El librero era un anciano que ya no podía tenerse en pie sin ayuda y tenía que arrastrarse con el sostén de un bastón. A pesar de ello gozaba de la reputación de mantenerse al ritmo de los tiempos. Su tienda se encontraba en la parte superior de una vieja casa desvencijada, oculta detrás de otros edificios, un cuartito separado del resto del desván. Era preciso subir por una escalera oscura, crujiente, que parecía que no terminaría jamás. El librero se encontraba atareado cociendo pescado en un infiernillo. El vapor de la olla llenaba el cuarto, y los anaqueles que se combaban bajo el peso de la literatura eran como cinturones de riscos perdidos en la niebla. Se puso de pie junto a su olla, tomó su bastón y apretó la mano de sus visitantes.

—¿Podemos comprar libros aquí? —preguntó Bjartur.

—Libros y libros —replicó el librero—. Todo depende…

—Bien, quería algo para nuestra Sola, aquí presente —dijo Bjartur—. La pobrecita ha comenzado a husmear entre las cubiertas de los libros y parece que en un momento, no recuerdo cuándo, le prometí comprarle la Saga de Orvar-Oddur. Pago al contado.

—Ruega a Dios que te guíe, hombre. Hace más o menos treinta años que vendí el último ejemplar de la Saga de Orvar-Oddur. En la actualidad el país se encuentra en un plano cultural completamente distinto. Puedo recomendarte Las Minas del Rey Salomón, que trata del héroe Umslopogas, que, a su modo, fue un gran hombre y, en mi opinión, nada inferior a Orvar-Oddur.

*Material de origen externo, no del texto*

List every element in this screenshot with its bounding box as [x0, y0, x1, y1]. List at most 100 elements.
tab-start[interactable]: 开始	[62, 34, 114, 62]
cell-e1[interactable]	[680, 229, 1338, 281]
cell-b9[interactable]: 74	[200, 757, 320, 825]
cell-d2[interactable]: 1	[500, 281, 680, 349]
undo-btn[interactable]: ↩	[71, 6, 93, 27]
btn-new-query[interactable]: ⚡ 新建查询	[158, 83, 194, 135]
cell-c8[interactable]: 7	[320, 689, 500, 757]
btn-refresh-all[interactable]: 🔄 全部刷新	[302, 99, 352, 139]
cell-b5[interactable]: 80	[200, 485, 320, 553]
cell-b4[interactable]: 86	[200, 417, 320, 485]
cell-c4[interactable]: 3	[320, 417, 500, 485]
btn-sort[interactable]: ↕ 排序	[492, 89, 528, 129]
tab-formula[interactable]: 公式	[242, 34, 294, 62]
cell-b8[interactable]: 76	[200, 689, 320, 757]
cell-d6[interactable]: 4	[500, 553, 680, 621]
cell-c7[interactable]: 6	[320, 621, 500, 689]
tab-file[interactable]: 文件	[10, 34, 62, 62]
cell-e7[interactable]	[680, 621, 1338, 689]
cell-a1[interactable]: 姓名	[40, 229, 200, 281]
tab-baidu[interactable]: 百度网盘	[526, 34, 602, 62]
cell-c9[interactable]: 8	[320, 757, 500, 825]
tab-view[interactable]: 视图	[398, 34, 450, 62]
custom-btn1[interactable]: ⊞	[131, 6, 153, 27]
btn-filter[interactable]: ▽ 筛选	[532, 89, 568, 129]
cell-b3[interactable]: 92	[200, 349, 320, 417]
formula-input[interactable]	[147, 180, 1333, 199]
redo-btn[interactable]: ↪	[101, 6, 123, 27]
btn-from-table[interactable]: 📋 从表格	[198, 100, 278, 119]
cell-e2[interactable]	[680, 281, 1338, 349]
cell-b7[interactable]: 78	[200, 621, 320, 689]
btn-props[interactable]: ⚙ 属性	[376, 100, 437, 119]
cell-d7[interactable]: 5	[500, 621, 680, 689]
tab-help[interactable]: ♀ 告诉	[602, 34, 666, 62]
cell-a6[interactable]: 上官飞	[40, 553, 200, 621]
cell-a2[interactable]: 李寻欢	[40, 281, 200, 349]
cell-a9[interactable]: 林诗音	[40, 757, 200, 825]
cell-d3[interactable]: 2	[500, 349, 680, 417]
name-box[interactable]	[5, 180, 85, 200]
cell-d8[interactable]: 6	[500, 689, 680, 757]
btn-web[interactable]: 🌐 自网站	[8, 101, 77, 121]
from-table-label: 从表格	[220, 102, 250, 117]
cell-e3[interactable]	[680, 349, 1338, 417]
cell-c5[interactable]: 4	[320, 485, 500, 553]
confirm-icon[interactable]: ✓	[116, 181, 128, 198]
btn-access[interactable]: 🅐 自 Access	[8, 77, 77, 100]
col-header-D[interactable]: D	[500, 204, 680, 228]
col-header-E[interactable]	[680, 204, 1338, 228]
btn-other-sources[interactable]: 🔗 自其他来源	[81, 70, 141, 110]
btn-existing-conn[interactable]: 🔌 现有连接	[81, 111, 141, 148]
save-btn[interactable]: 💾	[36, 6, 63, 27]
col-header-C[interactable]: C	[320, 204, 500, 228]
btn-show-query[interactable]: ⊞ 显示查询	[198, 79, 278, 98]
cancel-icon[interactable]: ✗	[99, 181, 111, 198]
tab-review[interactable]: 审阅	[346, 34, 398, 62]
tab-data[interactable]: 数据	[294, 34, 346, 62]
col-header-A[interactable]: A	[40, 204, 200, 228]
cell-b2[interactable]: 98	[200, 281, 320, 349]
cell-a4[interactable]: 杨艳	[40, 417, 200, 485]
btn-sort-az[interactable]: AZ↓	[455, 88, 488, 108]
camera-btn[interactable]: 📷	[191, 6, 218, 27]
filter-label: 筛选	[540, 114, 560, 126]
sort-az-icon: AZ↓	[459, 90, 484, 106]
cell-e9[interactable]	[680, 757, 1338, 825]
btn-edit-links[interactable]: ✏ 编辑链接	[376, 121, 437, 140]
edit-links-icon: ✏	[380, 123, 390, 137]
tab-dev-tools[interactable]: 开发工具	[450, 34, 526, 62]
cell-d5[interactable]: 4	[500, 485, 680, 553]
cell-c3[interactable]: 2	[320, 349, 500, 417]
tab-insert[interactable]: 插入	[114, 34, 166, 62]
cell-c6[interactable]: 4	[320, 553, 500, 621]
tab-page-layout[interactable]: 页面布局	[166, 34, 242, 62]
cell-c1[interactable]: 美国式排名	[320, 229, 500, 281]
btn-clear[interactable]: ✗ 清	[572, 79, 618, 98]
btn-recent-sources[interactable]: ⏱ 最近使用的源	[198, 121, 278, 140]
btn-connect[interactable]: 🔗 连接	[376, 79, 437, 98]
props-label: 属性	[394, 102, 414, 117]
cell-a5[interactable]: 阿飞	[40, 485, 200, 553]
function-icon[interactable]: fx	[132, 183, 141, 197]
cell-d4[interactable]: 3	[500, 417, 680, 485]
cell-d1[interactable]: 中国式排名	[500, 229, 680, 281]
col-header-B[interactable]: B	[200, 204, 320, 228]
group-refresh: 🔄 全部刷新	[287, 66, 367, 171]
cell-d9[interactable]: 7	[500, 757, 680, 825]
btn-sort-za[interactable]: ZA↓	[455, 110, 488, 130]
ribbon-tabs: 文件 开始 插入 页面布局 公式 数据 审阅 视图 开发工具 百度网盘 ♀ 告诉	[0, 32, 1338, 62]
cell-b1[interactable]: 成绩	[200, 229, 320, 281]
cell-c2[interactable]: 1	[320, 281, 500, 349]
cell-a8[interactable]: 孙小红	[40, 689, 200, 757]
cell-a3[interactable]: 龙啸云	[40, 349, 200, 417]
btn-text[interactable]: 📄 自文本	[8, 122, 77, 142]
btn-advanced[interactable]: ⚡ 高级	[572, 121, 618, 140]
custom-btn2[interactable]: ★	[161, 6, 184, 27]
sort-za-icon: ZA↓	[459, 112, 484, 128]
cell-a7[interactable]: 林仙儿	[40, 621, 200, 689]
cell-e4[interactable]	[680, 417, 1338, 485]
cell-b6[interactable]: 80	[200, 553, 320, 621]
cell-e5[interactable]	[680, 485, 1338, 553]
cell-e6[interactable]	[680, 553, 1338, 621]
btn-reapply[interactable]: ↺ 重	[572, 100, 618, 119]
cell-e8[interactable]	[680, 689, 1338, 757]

—Eso es más de lo que estoy dispuesto a creer. Un poco más de esa maldita basura moderna, supongo. Y nadie podrá convencerme de que ese individuo que me ha mencionado pueda haberse comparado alguna vez con Orvar-Oddur, que tenía doce codos daneses de estatura.

—Puede ser, pero sucede que el país ha llegado a una etapa de su desarrollo en que quiere mantenerse al compás de la época y nosotros, los libreros, nos vemos obligados a tener eso en cuenta. Supongo que usted, señorita Sola, estará de acuerdo en que es preciso adaptarse a la época… Venga aquí, querida, y echa una ojeada a mis libros nuevos. Aquí tenemos una novela mundialmente famosa, acerca de un hombre que fue asesinado en un carro, y aquí un informe científico en punto a la depravación del Papado, a cómo esa gente mala del extranjero, los monjes y las monjas, vivieron vidas inmorales en la Edad Media. Y aquí puedo mostrarle un libro que es prácticamente flamante y el ultimísimo grito de la moda. Mírelo, señorita; ¿no le parece que nos gustaría leerlo?

Aunque el hombre era viejo y decrépito, Asta Sóllilja no podía dejar de ruborizarse hasta las raíces de los cabellos ante el título que usaba para dirigirse a ella. Ni siquiera en sus sueños más extravagantes se imaginó que algún día llegasen a llamarla señorita Sola, o que llegara a tener intereses literarios en común con un hombre así. Y ahora, cuando contempló la portada del volumen superior, fue presa de tal asombro que el corazón casi dejó de latirle. Esa cosa extraña, significativa, que nunca oyó mencionada por su nombre, pero de la cual los animales de Casa Estival y sus lecturas de las rimas de los vikingos de Jóm le habían proporcionado algún atisbo… ¡Entonces se habían escrito libros acerca de ella! Los Secretos del Amor, buenos consejos concernientes a la unión de muchachos y muchachas.